This study describes the association of ED arrival mode with AHF management in the ED and patient outcomes. Firstly, this study shows that in Europe the majority of AHF patients arrived at the ED by EMS. These patients were more likely to be older females with dementia than the patients self-presenting. Secondly, patients arriving at the ED by EMS suffered more often from respiratory distress, and consequently received more often ventilatory support. However, no other differences were observed in the administration frequencies of AHF treatments in the ED. Thirdly, EMS patients had worse short-term outcomes and the use of EMS was an independent predictor of 30-day mortality.

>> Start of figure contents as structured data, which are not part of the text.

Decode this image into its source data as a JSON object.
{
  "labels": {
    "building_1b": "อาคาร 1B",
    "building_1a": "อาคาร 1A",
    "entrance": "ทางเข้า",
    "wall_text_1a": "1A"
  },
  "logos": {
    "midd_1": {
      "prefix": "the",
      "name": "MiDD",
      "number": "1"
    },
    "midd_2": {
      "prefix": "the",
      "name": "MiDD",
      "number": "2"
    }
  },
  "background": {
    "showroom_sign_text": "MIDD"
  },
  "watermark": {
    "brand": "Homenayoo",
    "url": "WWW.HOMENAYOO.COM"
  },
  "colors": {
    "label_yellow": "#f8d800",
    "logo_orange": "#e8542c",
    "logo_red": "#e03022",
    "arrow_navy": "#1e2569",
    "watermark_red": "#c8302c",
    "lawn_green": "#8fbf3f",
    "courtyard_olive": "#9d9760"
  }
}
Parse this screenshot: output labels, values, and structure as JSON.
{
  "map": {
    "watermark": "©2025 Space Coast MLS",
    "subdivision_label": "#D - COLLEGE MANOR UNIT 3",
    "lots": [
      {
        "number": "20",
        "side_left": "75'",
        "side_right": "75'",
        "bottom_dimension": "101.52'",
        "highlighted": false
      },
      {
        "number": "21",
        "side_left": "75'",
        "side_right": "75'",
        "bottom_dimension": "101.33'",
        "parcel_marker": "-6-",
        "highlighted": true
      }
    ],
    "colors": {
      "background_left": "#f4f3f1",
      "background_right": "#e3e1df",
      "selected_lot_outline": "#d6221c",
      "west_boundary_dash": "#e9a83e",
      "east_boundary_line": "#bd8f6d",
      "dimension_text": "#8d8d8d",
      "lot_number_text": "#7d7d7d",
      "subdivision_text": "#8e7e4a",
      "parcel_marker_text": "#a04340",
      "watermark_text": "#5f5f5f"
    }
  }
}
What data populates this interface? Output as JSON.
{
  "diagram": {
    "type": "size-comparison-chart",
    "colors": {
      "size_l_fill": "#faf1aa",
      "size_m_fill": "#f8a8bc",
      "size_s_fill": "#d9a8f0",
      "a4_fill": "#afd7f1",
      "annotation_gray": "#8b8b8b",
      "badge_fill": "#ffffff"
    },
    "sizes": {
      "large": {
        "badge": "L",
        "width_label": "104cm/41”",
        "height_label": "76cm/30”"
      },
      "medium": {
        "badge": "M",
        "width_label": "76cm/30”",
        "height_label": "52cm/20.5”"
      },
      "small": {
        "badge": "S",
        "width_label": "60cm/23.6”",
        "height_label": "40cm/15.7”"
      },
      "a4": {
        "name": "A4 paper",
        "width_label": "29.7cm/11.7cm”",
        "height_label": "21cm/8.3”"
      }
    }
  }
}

In the present study, the proportion of AHF patients using EMS is among the highest in the literature 1-7,23. In line with the previous studies, older women were more prone to use EMS 3-5. However, the comorbidities associated with the EMS use differed between these studies. In our study, EMS patients tended to have more dementia and a history of pulmonary embolism compared to non-EMS patients. In a Finnish study, EMS patients had more often cardiovascular disease and chronic kidney disease (CKD) 3, in Spain cardiovascular diseases, CKD, COPD, and dementia were more prevalent 4, and in North America the only more prevalent comorbidity was hypertension 5. Most AHF patients had a history of HF. Contrary to some of the earlier studies no significant difference occurred between EMS and non-EMS patients 3, 5.

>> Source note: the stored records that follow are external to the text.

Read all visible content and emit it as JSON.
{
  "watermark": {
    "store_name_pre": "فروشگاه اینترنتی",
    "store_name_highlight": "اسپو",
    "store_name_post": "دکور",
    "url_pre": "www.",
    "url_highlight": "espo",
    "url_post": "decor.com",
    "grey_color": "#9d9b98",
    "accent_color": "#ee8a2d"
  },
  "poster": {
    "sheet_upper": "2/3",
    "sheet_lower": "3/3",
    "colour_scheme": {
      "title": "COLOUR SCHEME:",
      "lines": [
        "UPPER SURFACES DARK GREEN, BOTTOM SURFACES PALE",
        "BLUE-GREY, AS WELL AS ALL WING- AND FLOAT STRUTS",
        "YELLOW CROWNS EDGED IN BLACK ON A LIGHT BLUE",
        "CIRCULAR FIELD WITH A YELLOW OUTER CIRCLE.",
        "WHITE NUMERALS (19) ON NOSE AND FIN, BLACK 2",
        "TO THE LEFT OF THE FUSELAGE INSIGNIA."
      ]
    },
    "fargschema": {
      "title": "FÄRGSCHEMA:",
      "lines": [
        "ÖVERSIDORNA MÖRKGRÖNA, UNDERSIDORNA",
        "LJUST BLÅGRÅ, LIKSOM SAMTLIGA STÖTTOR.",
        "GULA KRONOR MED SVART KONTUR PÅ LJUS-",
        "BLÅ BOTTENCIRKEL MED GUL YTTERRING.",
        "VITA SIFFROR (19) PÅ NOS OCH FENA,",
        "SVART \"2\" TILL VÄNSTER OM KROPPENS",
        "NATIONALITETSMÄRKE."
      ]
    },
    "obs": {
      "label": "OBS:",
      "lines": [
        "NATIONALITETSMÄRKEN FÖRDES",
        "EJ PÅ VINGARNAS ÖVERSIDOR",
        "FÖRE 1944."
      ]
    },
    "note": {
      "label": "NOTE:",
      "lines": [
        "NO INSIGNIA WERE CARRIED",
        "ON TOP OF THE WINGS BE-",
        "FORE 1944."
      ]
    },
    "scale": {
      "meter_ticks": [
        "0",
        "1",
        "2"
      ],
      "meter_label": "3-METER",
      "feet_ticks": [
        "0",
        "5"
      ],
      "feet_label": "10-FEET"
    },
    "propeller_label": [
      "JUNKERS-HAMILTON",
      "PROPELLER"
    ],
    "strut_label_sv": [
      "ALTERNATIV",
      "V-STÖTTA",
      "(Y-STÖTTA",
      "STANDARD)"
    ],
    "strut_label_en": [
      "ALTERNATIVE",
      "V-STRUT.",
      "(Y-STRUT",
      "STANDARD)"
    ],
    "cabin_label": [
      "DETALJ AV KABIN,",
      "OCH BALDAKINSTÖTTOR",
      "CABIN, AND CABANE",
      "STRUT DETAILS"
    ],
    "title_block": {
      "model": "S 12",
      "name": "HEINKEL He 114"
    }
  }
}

Although most initial parameters, such as SpO2, HR or BP, did not differ between the patient groups, EMS patients suffered more often from respiratory distress, had abnormal breath sounds, confusion, higher levels of NT-proBNP, and lower pH, reflecting more severe clinical presentation of AHF, especially pulmonary oedema 24. As also reported earlier 5, the EMS patients had shorter duration of symptoms before ED admission, which may also reflect the more severe clinical presentation.
Respiratory distress is one of the most common reasons for EMS use 25, as also seen in our study. Due to more severe respiratory distress, EMS patients received more often ventilatory support compared to their counterparts. Although, the use of NIV in the EMS group was about the average compared to earlier studies 1, 2, 11, 13, 14, 16, 17, it was fairly low in light of the ESC guidelines 9. Naturally, the use of NIV and supplementary oxygen were associated to higher RR and lower SpO2. However, one fourth of all the AHF patients in our study had SpO2 less than 90 % with supplementary oxygen, suggesting that NIV might have been indicated more often in both patient groups. Yet, 14 % of EMS patients were reported to have confusion, one of the contraindications for NIV use, which could partly explain the relatively low frequency of NIV use. Moreover, one fifth of all the patients reported to have confusion were intubated, which was significantly more often compared to the rest of the AHF patients.
Since the clear majority of AHF patients present with congestion without hypoperfusion and hypotension 9, 10, 26, vasodilators and diuretics are the mainstay of AHF management 9. Although only 5 % of all AHF patients in our study were hypotensive and half hypertensive, only one patient out of eight received nitrate infusion. The underuse of vasodilators has been observed previously as well 10, 11, 15. In contrast, diuretics were given to 70 % of patients. All in all, there is room for improvement in the ED management of AHF as also pointed out earlier 4.
Finally, EMS patients were more often admitted to a ward and, in line with previous studies, had significantly higher in-hospital 4, 7 and 30-day mortality 4, 5, 727. Indeed, EMS patients seemed more fragile and severely ill 3, 4 and the same factors related to EMS use – female gender and confusion– were also observed among the independent predictors of 30-day mortality. Notably, confusion was a strong marker for increased risk of death as well, which warrants our attention to asses mental state not only in the most severe AHF, i.e. cardiogenic shock 28, but in all AHF patients. Still, as also shown earlier 5, 7, 27 EMS use remained an independent predictor of 30-day mortality, which may be linked to patients’ fragility and illness severity affected by unmeasured and unknown confounders, as well to patient preference. All in all, the selection of AHF patients for EMS transportation by dispatch centres and EMS seems reasonable in Europe.
Limitations
Some limitations need to be addressed. First, we didn’t have information about the criteria for EMS referral in different EMS regions. Second, our data did not include chest x-ray findings even though the clinician used imagining in decision making. Yet, the chest x-ray is known to have limited specificity and sensitivity 9, 17. Third, the doses of AHF medications were not registered. Those might have differed between EMS and non-EMS patients due to difference in disease severity, but the overall use of AHF medications was similar. Fourth, there was a fair amount of missing data in some of the variables, especially in biochemistry, warranting caution in the interpretation of the results from the multivariable analyses.